1902 wurde die Yacht Meteor III getauft. Als Zeichen der Versöhnung der Deutsch-Amerikanischen Beziehung liess Kaiser Wilhelm II. das deutsche Rennschiff für Regatten von einer New Yorker Werft bauen. Für die Taufe war explizit eine Flasche Sekt der Marke Rheingold von Söhnlein & Co. vorgesehen. Dass die USA den Deutschen ein Schiff bauen dürfen und das dann auch noch, nicht wie üblich mit Champagner, sondern mit Sekt zu taufen, war für die beleidigten Franzosen ein Affront. In einem kriegerischen «Coup de Main» tauschten die Franzmänner den Inhalt der Kisten von Söhnlein & Co. mit Rheingold-Sekt durch Champagnerflaschen der Marke Moët & Chandon aus.

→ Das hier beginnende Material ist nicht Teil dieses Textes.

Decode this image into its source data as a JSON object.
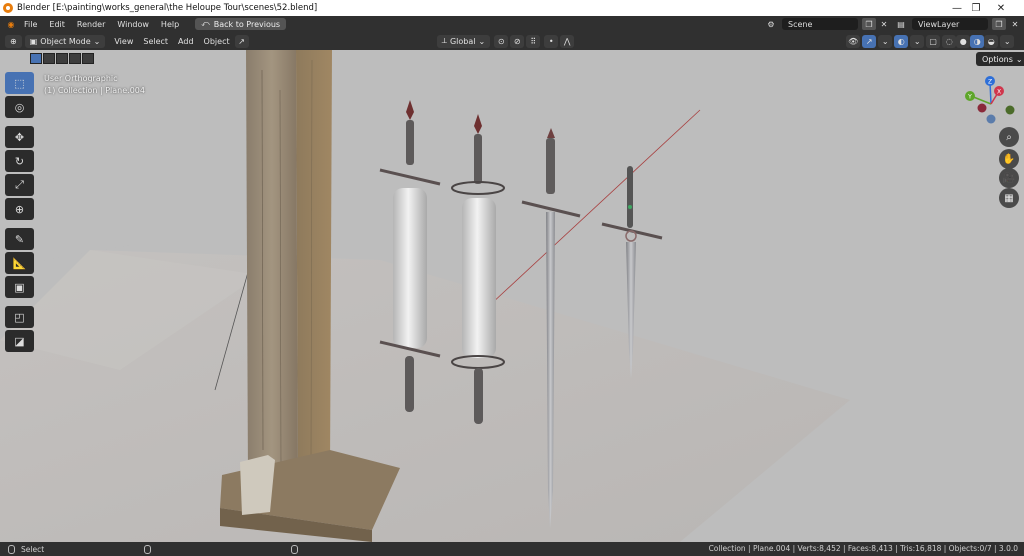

Am 25. Februar 1902 um 10.40 Uhr knallte Alice Roosevelt die Champagnerflasche an die Schiffswand der Meteor III. Politisch und militärisch glaubten die Franzosen seit jeher, unschlagbare Götter zu sein: Ihre Arroganz ist legendär, ihre Unfähigkeit zur Selbstreflexion ebenfalls, der Grossmut liegt auf einer Skala von 1 bis 10 bei ungefähr 15 und ihr Feingefühl für aussenpolitische Beziehungen beweisen sie mit der Bezeichnung für die Briten: Der Pariser heisst in Frankreich Capot d’Anglais. Okay, zugegeben, «Dirty Bertie» (der Britische König Edward VII) badete ja auch mit Vorliebe im Champagner, dies vorzugsweise mit Nutten im Pariser Puff «Le Chabanais». Ausserdem war England nach Ansicht der Franzosen noch immer eine Provinz des Französischen Königreiches. 

Und was den französischen Handstreich anbelangte, es folgte ein Jahrelanger Rechtstreit unter der Bezeichnung «Champagner Krieg».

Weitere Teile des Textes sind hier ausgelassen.